Untuk itu, dia mengatakan bagi masyarakat yang ingin membeli dolar bisa menunda terlebih dahulu untuk membantu peningkatan valuasi rupiah terhadap dolar. David sendiri memprediksi, rupiah akan terus tertekan menuju penyelenggaraan Federal Open Market Committee (FOMC) oleh Bank Sentral AS The Fed di minggu ketiga Maret ini.

"Sentimen akan masih berlangsung menekan ke kita. Karena di Amerika sekarang ekonominya agak agresif. Kalau agresif kan pasti akan tekan mata uang yang lain. Dan ini juga bukan hanya terjadi di Indonesia saja, tapi mata uang negara lain juga sama," katanya.

Namun menurutnya nilai tukar rupiah terhadap dolar tak bakal tertekan hingga lebih dari angka Rp 14.000. Pasalnya, kondisi fundamental ekonomi dalam negeri dianggap cukup kuat menahan gempuran sentimen kebijakan penaikan suku bunga yang akan dilakukan Amerika Serikat (AS).

"Jadi harusnya nothing to worry. Tapi memang kondisinya masih menekan kita. Ekspektasi kami sih tak lebih dari di kisaran Rp 13.900-an lah. Jangan sampai lewat dari Rp 14.000," ucapnya.

"Jadi menurut saya, kalau masyarakat mau jual dolar, ya bagusnya jual sekarang.

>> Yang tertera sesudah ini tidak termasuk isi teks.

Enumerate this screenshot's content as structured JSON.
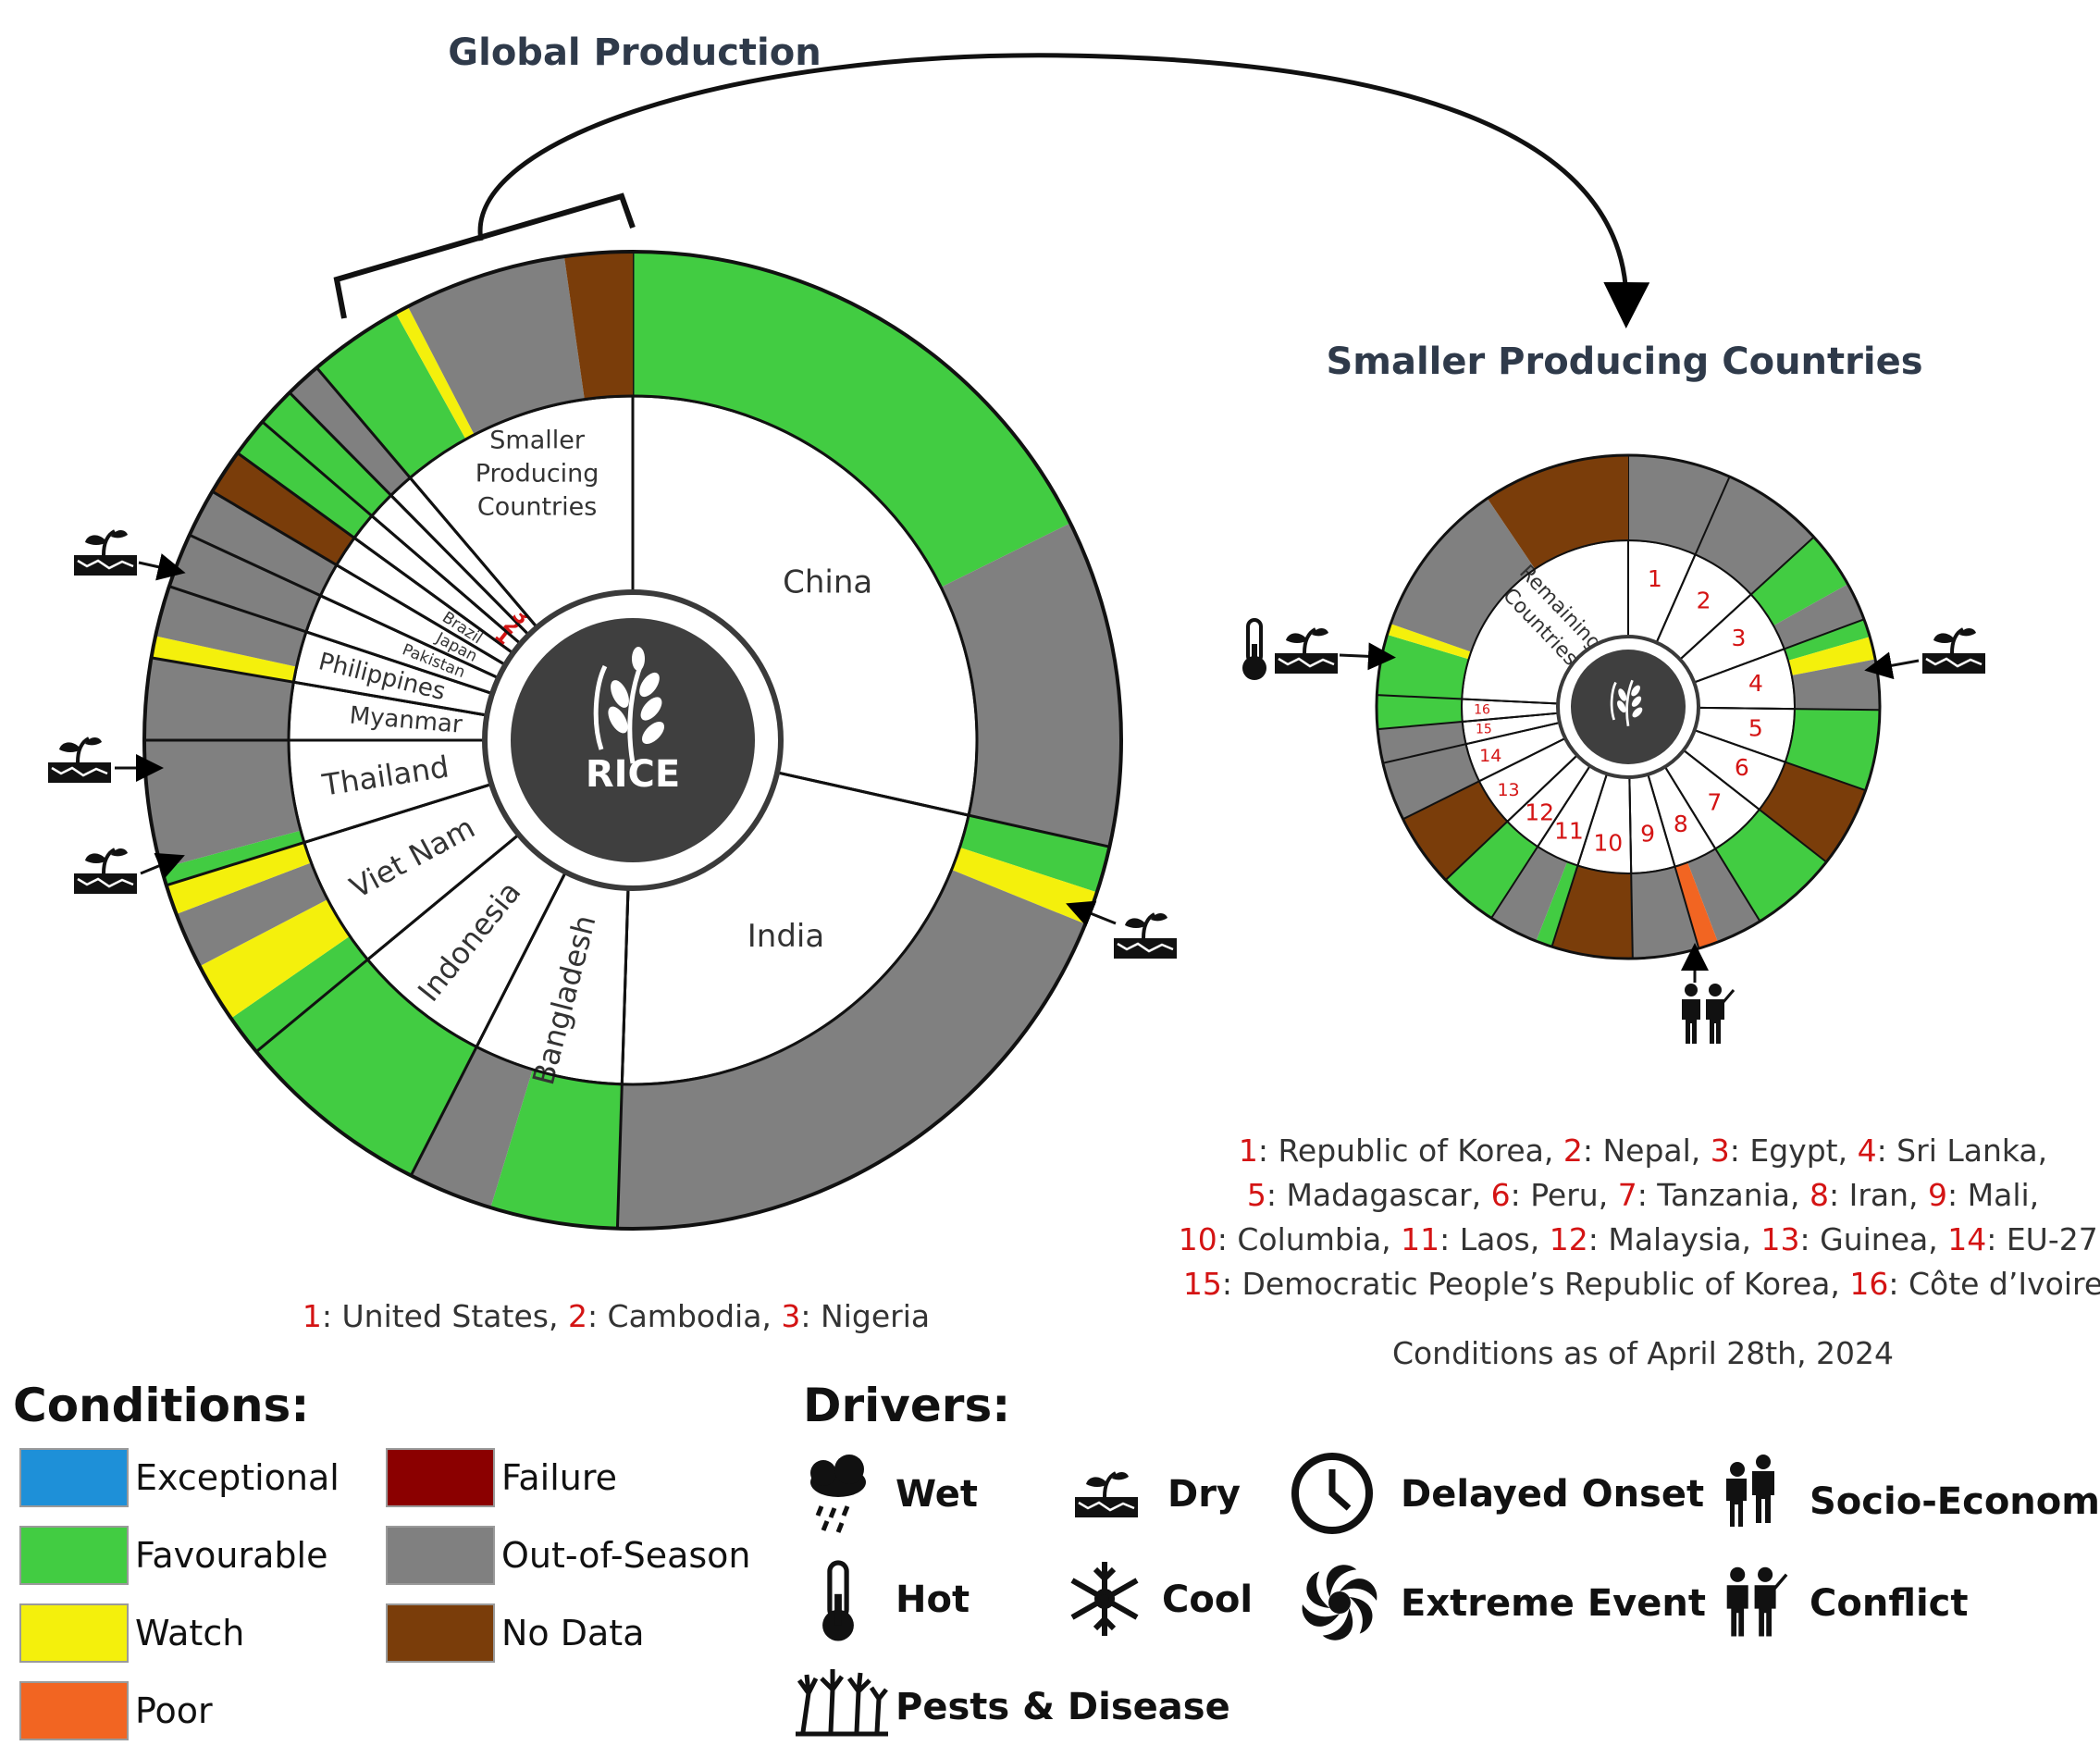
{
  "titles": {
    "global": "Global Production",
    "smaller": "Smaller Producing Countries",
    "rice": "RICE"
  },
  "colors": {
    "Exceptional": "#1e90d8",
    "Favourable": "#42cc42",
    "Watch": "#f4f00c",
    "Poor": "#f26522",
    "Failure": "#8b0000",
    "Out-of-Season": "#808080",
    "No Data": "#7a3d0a"
  },
  "global_chart": {
    "countries": [
      {
        "name": "China",
        "share": 28.5,
        "segments": [
          [
            "Favourable",
            0.62
          ],
          [
            "Out-of-Season",
            0.38
          ]
        ]
      },
      {
        "name": "India",
        "share": 22.0,
        "segments": [
          [
            "Favourable",
            0.07
          ],
          [
            "Watch",
            0.05
          ],
          [
            "Out-of-Season",
            0.88
          ]
        ]
      },
      {
        "name": "Bangladesh",
        "share": 7.0,
        "segments": [
          [
            "Favourable",
            0.6
          ],
          [
            "Out-of-Season",
            0.4
          ]
        ]
      },
      {
        "name": "Indonesia",
        "share": 6.5,
        "segments": [
          [
            "Favourable",
            1.0
          ]
        ]
      },
      {
        "name": "Viet Nam",
        "share": 6.2,
        "segments": [
          [
            "Favourable",
            0.22
          ],
          [
            "Watch",
            0.32
          ],
          [
            "Out-of-Season",
            0.3
          ],
          [
            "Watch",
            0.16
          ]
        ]
      },
      {
        "name": "Thailand",
        "share": 4.8,
        "segments": [
          [
            "Favourable",
            0.12
          ],
          [
            "Out-of-Season",
            0.88
          ]
        ]
      },
      {
        "name": "Myanmar",
        "share": 2.7,
        "segments": [
          [
            "Out-of-Season",
            1.0
          ]
        ]
      },
      {
        "name": "Philippines",
        "share": 2.4,
        "segments": [
          [
            "Watch",
            0.3
          ],
          [
            "Out-of-Season",
            0.7
          ]
        ]
      },
      {
        "name": "Pakistan",
        "share": 1.8,
        "segments": [
          [
            "Out-of-Season",
            1.0
          ]
        ]
      },
      {
        "name": "Japan",
        "share": 1.6,
        "segments": [
          [
            "Out-of-Season",
            1.0
          ]
        ]
      },
      {
        "name": "Brazil",
        "share": 1.5,
        "segments": [
          [
            "No Data",
            1.0
          ]
        ]
      },
      {
        "name": "1",
        "share": 1.3,
        "segments": [
          [
            "Favourable",
            1.0
          ]
        ]
      },
      {
        "name": "2",
        "share": 1.3,
        "segments": [
          [
            "Favourable",
            1.0
          ]
        ]
      },
      {
        "name": "3",
        "share": 1.2,
        "segments": [
          [
            "Out-of-Season",
            1.0
          ]
        ]
      },
      {
        "name": "Smaller Producing Countries",
        "share": 11.2,
        "segments": [
          [
            "Favourable",
            0.28
          ],
          [
            "Watch",
            0.04
          ],
          [
            "Out-of-Season",
            0.48
          ],
          [
            "No Data",
            0.2
          ]
        ]
      }
    ],
    "spc_label_lines": [
      "Smaller",
      "Producing",
      "Countries"
    ],
    "footnote": [
      {
        "n": "1",
        "t": ": United States, "
      },
      {
        "n": "2",
        "t": ": Cambodia, "
      },
      {
        "n": "3",
        "t": ": Nigeria"
      }
    ]
  },
  "small_chart": {
    "countries": [
      {
        "name": "1",
        "share": 7,
        "segments": [
          [
            "Out-of-Season",
            1.0
          ]
        ]
      },
      {
        "name": "2",
        "share": 7,
        "segments": [
          [
            "Out-of-Season",
            1.0
          ]
        ]
      },
      {
        "name": "3",
        "share": 6.5,
        "segments": [
          [
            "Favourable",
            0.6
          ],
          [
            "Out-of-Season",
            0.4
          ]
        ]
      },
      {
        "name": "4",
        "share": 6.2,
        "segments": [
          [
            "Favourable",
            0.2
          ],
          [
            "Watch",
            0.25
          ],
          [
            "Out-of-Season",
            0.55
          ]
        ]
      },
      {
        "name": "5",
        "share": 5.5,
        "segments": [
          [
            "Favourable",
            1.0
          ]
        ]
      },
      {
        "name": "6",
        "share": 5.5,
        "segments": [
          [
            "No Data",
            1.0
          ]
        ]
      },
      {
        "name": "7",
        "share": 6,
        "segments": [
          [
            "Favourable",
            1.0
          ]
        ]
      },
      {
        "name": "8",
        "share": 4.5,
        "segments": [
          [
            "Out-of-Season",
            0.7
          ],
          [
            "Poor",
            0.3
          ]
        ]
      },
      {
        "name": "9",
        "share": 4.5,
        "segments": [
          [
            "Out-of-Season",
            1.0
          ]
        ]
      },
      {
        "name": "10",
        "share": 5.5,
        "segments": [
          [
            "No Data",
            1.0
          ]
        ]
      },
      {
        "name": "11",
        "share": 4.5,
        "segments": [
          [
            "Favourable",
            0.25
          ],
          [
            "Out-of-Season",
            0.75
          ]
        ]
      },
      {
        "name": "12",
        "share": 4,
        "segments": [
          [
            "Favourable",
            1.0
          ]
        ]
      },
      {
        "name": "13",
        "share": 5,
        "segments": [
          [
            "No Data",
            1.0
          ]
        ]
      },
      {
        "name": "14",
        "share": 4,
        "segments": [
          [
            "Out-of-Season",
            1.0
          ]
        ]
      },
      {
        "name": "15",
        "share": 2.3,
        "segments": [
          [
            "Out-of-Season",
            1.0
          ]
        ]
      },
      {
        "name": "16",
        "share": 2.3,
        "segments": [
          [
            "Favourable",
            1.0
          ]
        ]
      },
      {
        "name": "Remaining Countries",
        "share": 25.7,
        "segments": [
          [
            "Favourable",
            0.16
          ],
          [
            "Watch",
            0.03
          ],
          [
            "Out-of-Season",
            0.42
          ],
          [
            "No Data",
            0.39
          ]
        ]
      }
    ],
    "remaining_label_lines": [
      "Remaining",
      "Countries"
    ],
    "footnote_lines": [
      [
        {
          "n": "1",
          "t": ": Republic of Korea, "
        },
        {
          "n": "2",
          "t": ": Nepal, "
        },
        {
          "n": "3",
          "t": ": Egypt, "
        },
        {
          "n": "4",
          "t": ": Sri Lanka,"
        }
      ],
      [
        {
          "n": "5",
          "t": ": Madagascar, "
        },
        {
          "n": "6",
          "t": ": Peru, "
        },
        {
          "n": "7",
          "t": ": Tanzania, "
        },
        {
          "n": "8",
          "t": ": Iran, "
        },
        {
          "n": "9",
          "t": ": Mali,"
        }
      ],
      [
        {
          "n": "10",
          "t": ": Columbia, "
        },
        {
          "n": "11",
          "t": ": Laos, "
        },
        {
          "n": "12",
          "t": ": Malaysia, "
        },
        {
          "n": "13",
          "t": ": Guinea, "
        },
        {
          "n": "14",
          "t": ": EU-27,"
        }
      ],
      [
        {
          "n": "15",
          "t": ": Democratic People’s Republic of Korea, "
        },
        {
          "n": "16",
          "t": ": Côte d’Ivoire"
        }
      ]
    ],
    "date_note": "Conditions as of April 28th, 2024"
  },
  "legend": {
    "conditions_title": "Conditions:",
    "conditions": [
      {
        "label": "Exceptional",
        "color": "#1e90d8"
      },
      {
        "label": "Favourable",
        "color": "#42cc42"
      },
      {
        "label": "Watch",
        "color": "#f4f00c"
      },
      {
        "label": "Poor",
        "color": "#f26522"
      },
      {
        "label": "Failure",
        "color": "#8b0000"
      },
      {
        "label": "Out-of-Season",
        "color": "#808080"
      },
      {
        "label": "No Data",
        "color": "#7a3d0a"
      }
    ],
    "drivers_title": "Drivers:",
    "drivers": [
      {
        "label": "Wet",
        "icon": "wet-icon"
      },
      {
        "label": "Dry",
        "icon": "dry-icon"
      },
      {
        "label": "Delayed Onset",
        "icon": "delayed-onset-icon"
      },
      {
        "label": "Socio-Economic",
        "icon": "socio-economic-icon"
      },
      {
        "label": "Hot",
        "icon": "hot-icon"
      },
      {
        "label": "Cool",
        "icon": "cool-icon"
      },
      {
        "label": "Extreme Event",
        "icon": "extreme-event-icon"
      },
      {
        "label": "Conflict",
        "icon": "conflict-icon"
      },
      {
        "label": "Pests & Disease",
        "icon": "pests-disease-icon"
      }
    ]
  }
}
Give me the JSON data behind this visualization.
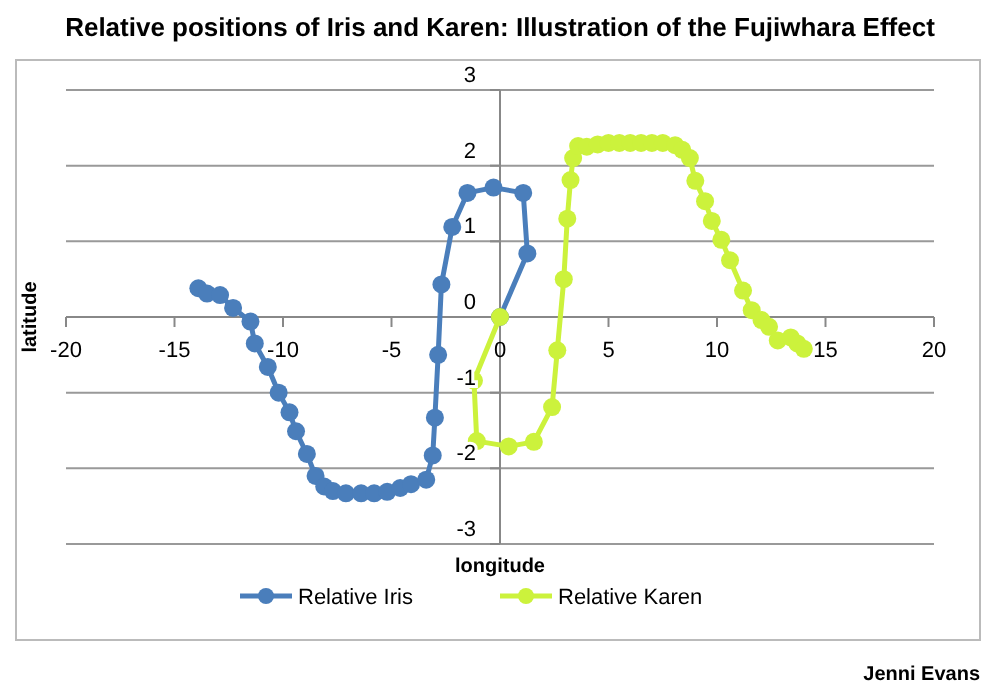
{
  "chart_data": {
    "type": "line",
    "title": "Relative positions of Iris and Karen: Illustration of the Fujiwhara Effect",
    "xlabel": "longitude",
    "ylabel": "latitude",
    "xlim": [
      -20,
      20
    ],
    "xticks": [
      -20,
      -15,
      -10,
      -5,
      0,
      5,
      10,
      15,
      20
    ],
    "ylim": [
      -3,
      3
    ],
    "yticks": [
      -3,
      -2,
      -1,
      0,
      1,
      2,
      3
    ],
    "grid": "y",
    "legend": "bottom",
    "marker": "circle",
    "line_style": "solid",
    "series": [
      {
        "name": "Relative Iris",
        "color": "#4a7ebb",
        "x": [
          -13.9,
          -13.5,
          -12.9,
          -12.3,
          -11.5,
          -11.3,
          -10.7,
          -10.2,
          -9.7,
          -9.4,
          -8.9,
          -8.5,
          -8.1,
          -7.7,
          -7.1,
          -6.4,
          -5.8,
          -5.2,
          -4.6,
          -4.1,
          -3.4,
          -3.1,
          -3.0,
          -2.85,
          -2.7,
          -2.2,
          -1.5,
          -0.3,
          1.07,
          1.26,
          0
        ],
        "values": [
          0.38,
          0.31,
          0.29,
          0.12,
          -0.06,
          -0.35,
          -0.66,
          -1.0,
          -1.26,
          -1.51,
          -1.81,
          -2.1,
          -2.24,
          -2.3,
          -2.33,
          -2.33,
          -2.33,
          -2.31,
          -2.26,
          -2.21,
          -2.15,
          -1.83,
          -1.33,
          -0.5,
          0.43,
          1.19,
          1.64,
          1.71,
          1.64,
          0.84,
          0
        ]
      },
      {
        "name": "Relative Karen",
        "color": "#ccf23c",
        "x": [
          0,
          -1.2,
          -1.07,
          0.4,
          1.56,
          2.4,
          2.64,
          2.94,
          3.1,
          3.25,
          3.37,
          3.6,
          4.0,
          4.5,
          5.0,
          5.5,
          6.0,
          6.5,
          7.0,
          7.5,
          8.07,
          8.4,
          8.75,
          9.0,
          9.45,
          9.76,
          10.2,
          10.6,
          11.2,
          11.6,
          12.05,
          12.4,
          12.8,
          13.4,
          13.7,
          14.0
        ],
        "values": [
          0,
          -0.84,
          -1.64,
          -1.71,
          -1.65,
          -1.19,
          -0.44,
          0.5,
          1.3,
          1.81,
          2.1,
          2.26,
          2.25,
          2.28,
          2.3,
          2.3,
          2.3,
          2.3,
          2.3,
          2.3,
          2.27,
          2.21,
          2.1,
          1.8,
          1.53,
          1.27,
          1.02,
          0.75,
          0.35,
          0.09,
          -0.04,
          -0.13,
          -0.31,
          -0.27,
          -0.35,
          -0.42
        ]
      }
    ],
    "annotations": [
      "Jenni Evans"
    ]
  }
}
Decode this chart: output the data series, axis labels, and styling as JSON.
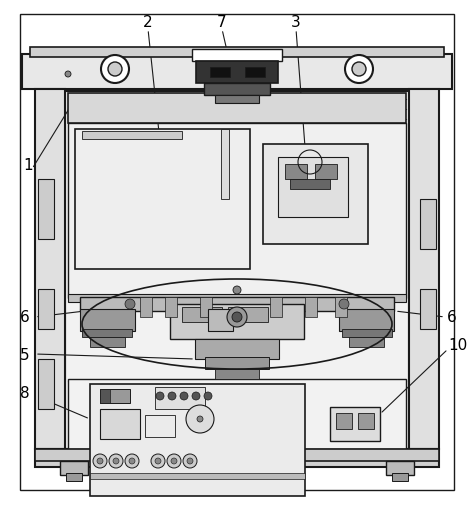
{
  "background_color": "#ffffff",
  "line_color": "#1a1a1a",
  "figsize": [
    4.74,
    5.06
  ],
  "dpi": 100
}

Karena dengan jual dolar sekarang membantu pemerintah meningkatkan valuasi rupiah terhadap dolar," pungkasnya.


Para analis sempat memprediksi, terpilihnya Joko Widodo (Jokowi) saat pemilu Presiden pada 2014 silam bisa memicu menguatnya nilai tukar (kurs) rupiah hingga ke level Rp 10.000 per US$. Namun hingga saat ini, prediksi tersebut tak kunjung terealisasi bahkan malah melemah hingga ke kisaran Rp 13.700-an.

Kepala Riset Ekuator Swarna Sekuritas David Sutyanto mengatakan, prediksi tersebut tak bisa terealisasi lantaran cateris peribus atau asumsi ekonomi yang dilakukan ekonom terbantahkan lantaran sejumlah asumsi yang diprediksi tetap sama malah berubah.

"Itu kan kita berikan klaim istilahnya cateris paribus, yaitu dengan anggapan variabel lain tidak berubah. Unexpected-nya (yang tidak diharapkan) kan yang terjadi, Donald Trump (jadi Presiden AS) dan the Fed jadi agresif. Itu yang menyebabkan target-target para analis kemarin itu tidak tercapai," katanya.

Dengan kondisi global yang dinamis seperti sekarang ini, David bilang akan sangat kecil kemungkinannya prediksi nilai tukar dolar bisa menyentuh angka Rp 10.000. Sentimen terbesar yang mempengaruhi nilai tukar rupiah terhadap dolar adalah kebijakan ekonomi AS yang saat ini sangat agresif di bawah kepemimpinan Donald Trump.

"Begitu Donald Trump naik saja itu (prediksi) sudah tidak berlaku. Karena waktu itu anggapannya kan yang jadi Presiden AS adalah yang seperti Obama yang kebijakannya cenderung pasif. Sekarang kan kebijakannya ekspansif sekali untuk ke luarnya," jelas David.

David sendiri beranggapan nilai tukar rupiah terhadap dolar bisa bertengger di kisaran Rp 11.000 jika kebijakan ekonomi AS tak seagresif saat ini. Namun dengan kondisi yang ada saat ini, menurutnya rupiah bisa bertahan di kisaran Rp 13.000 dalam kondisi stabil.

"Tapi dengan kondisinya seperti sekarang ini, kalau kondisi semua mata uang global lemah terhadap US, saya tidak mengharapkan rupiah menguat sendirian. Menjadi anomali. Mau tidak mau, rupiah harus sejalan dengan mata uang yang lain," katanya.

"Kalau menurut saya, rupiah bisa stabil di level 13.000-an itu masih terjaga. Itu karena rupiah sendiri ada catatan karena The Fed yang mau naikkan suku bunga, jadi capital outflow juga terjadi," pungkasnya.